With the extended public debate around artificial intelligence, there might have been expectations for more clearly outlined policy commitments on this area. Indeed, the role of the UK in AI governance had previously appeared to be a personal priority for Prime Minister Rishi Sunak. Building on the National AI strategy published by the government in 2021, a joint white paper was published in March 2023 by the Department for Science, Innovation and Technology and the Office for Artificial Intelligence. Promoting a pro-innovation strategy, Sunak has repeatedly asserted that the UK has a leading role to play in AI regulation (Financial Times 2023; Reuters, 2023). In subsequently hosting the UK summit on AI Safety at Bletchley Park in November 2023, Sunak again highlighted the potential risks of AI and the UK’s ambition to lead on AI regulation (BBC News, 2023b).
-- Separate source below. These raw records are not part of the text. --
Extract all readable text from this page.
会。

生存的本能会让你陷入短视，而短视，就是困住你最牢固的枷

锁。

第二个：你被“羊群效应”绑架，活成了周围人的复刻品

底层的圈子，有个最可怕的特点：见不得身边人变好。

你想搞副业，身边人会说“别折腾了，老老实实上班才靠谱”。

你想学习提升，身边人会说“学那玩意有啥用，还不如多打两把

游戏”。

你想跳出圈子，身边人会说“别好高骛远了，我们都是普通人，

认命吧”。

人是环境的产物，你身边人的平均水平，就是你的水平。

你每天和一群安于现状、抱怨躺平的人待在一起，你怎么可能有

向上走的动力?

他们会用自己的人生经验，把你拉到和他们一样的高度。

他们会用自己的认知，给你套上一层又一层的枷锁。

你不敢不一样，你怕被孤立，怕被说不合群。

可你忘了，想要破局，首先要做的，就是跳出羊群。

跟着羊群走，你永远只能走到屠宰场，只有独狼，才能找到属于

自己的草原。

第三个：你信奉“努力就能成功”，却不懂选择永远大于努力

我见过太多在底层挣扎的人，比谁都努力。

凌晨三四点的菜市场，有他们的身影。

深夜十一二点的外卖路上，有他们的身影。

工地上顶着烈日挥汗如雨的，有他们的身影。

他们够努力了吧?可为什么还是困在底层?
However, beyond a commitment to double digital and AI expertise in the civil service, the Conservative manifesto outlined no specific policies on AI regulation. The Conservative Party in particular are keen to emphasise the importance of investing in artificial intelligence as part of their industrial strategy, but the Labour Party, as well as the centre-left Liberal Democrats and the left-wing Green party, also committed to the importance of AI regulation.

While politicians across the spectrum invite artificial intelligence as the latest innovation in digitalisation poised to deliver efficiency savings to the functioning of government, specific references to the benefits of individual technologies do not amount to a coherent digitalisation strategy. In the face of the barriers to efficiency posed by outdated IT systems and legacy data, the lack of clear priorities on sustained digital transformation raise questions about the capacity of any party platform to realise the benefits attributed to new technologies (National Audit Office, 2023).

Steps to tackle online harms are being framed as an increasing priority across various party platforms. However, in considering the path forward after the passage of the Online Safety Act in 2023, the measures proposed range considerably. On the left of the political spectrum, both the Liberal Democrats and the Green Party have advanced some form of a Digital Bill of Rights, to regulate social media companies and protect users online.

Concern about adolescent mental health features strongly in the discussion across all parties: the Conservative manifesto proposes a consultation on banning smartphones, while the  right-wing Reform UK party have instead suggest the promotion of App-restricted child friendly smartphones. In contrast, the Labour party have proposed strengthening elements of the Online Safety Act in order to increase the power of coroners to access data from social media companies in cases involving the death of a child. Taking a different approach, the Liberal Democrats have instead proposed tripling the Digital Services Tax on social media and other tech firms in order to fund mental health professionals in all schools (BBC News, 2024d). Overall, as with the other policy areas discussed, the proposals currently being shared tend to focus on a handful of specific issues, rather than representing political parties with a clear and coherent strategy in digital policy for the UK in 2024.

Conclusion

It is perhaps inevitable that in an election where the polling appears to predict an historical landslide result, and where the overwhelming policy focus is on key issues around the health service, taxation and the immigration, that questions of digital policy have been of lower priority in party manifestos, and have received little to any attention in political campaigning. However, as we reflect on an election in which digital campaigning plays a role of increasing importance, and the concern about harms from technologies only continues to grow, this should perhaps be a moment for reflection on the future needs of UK policy in this area.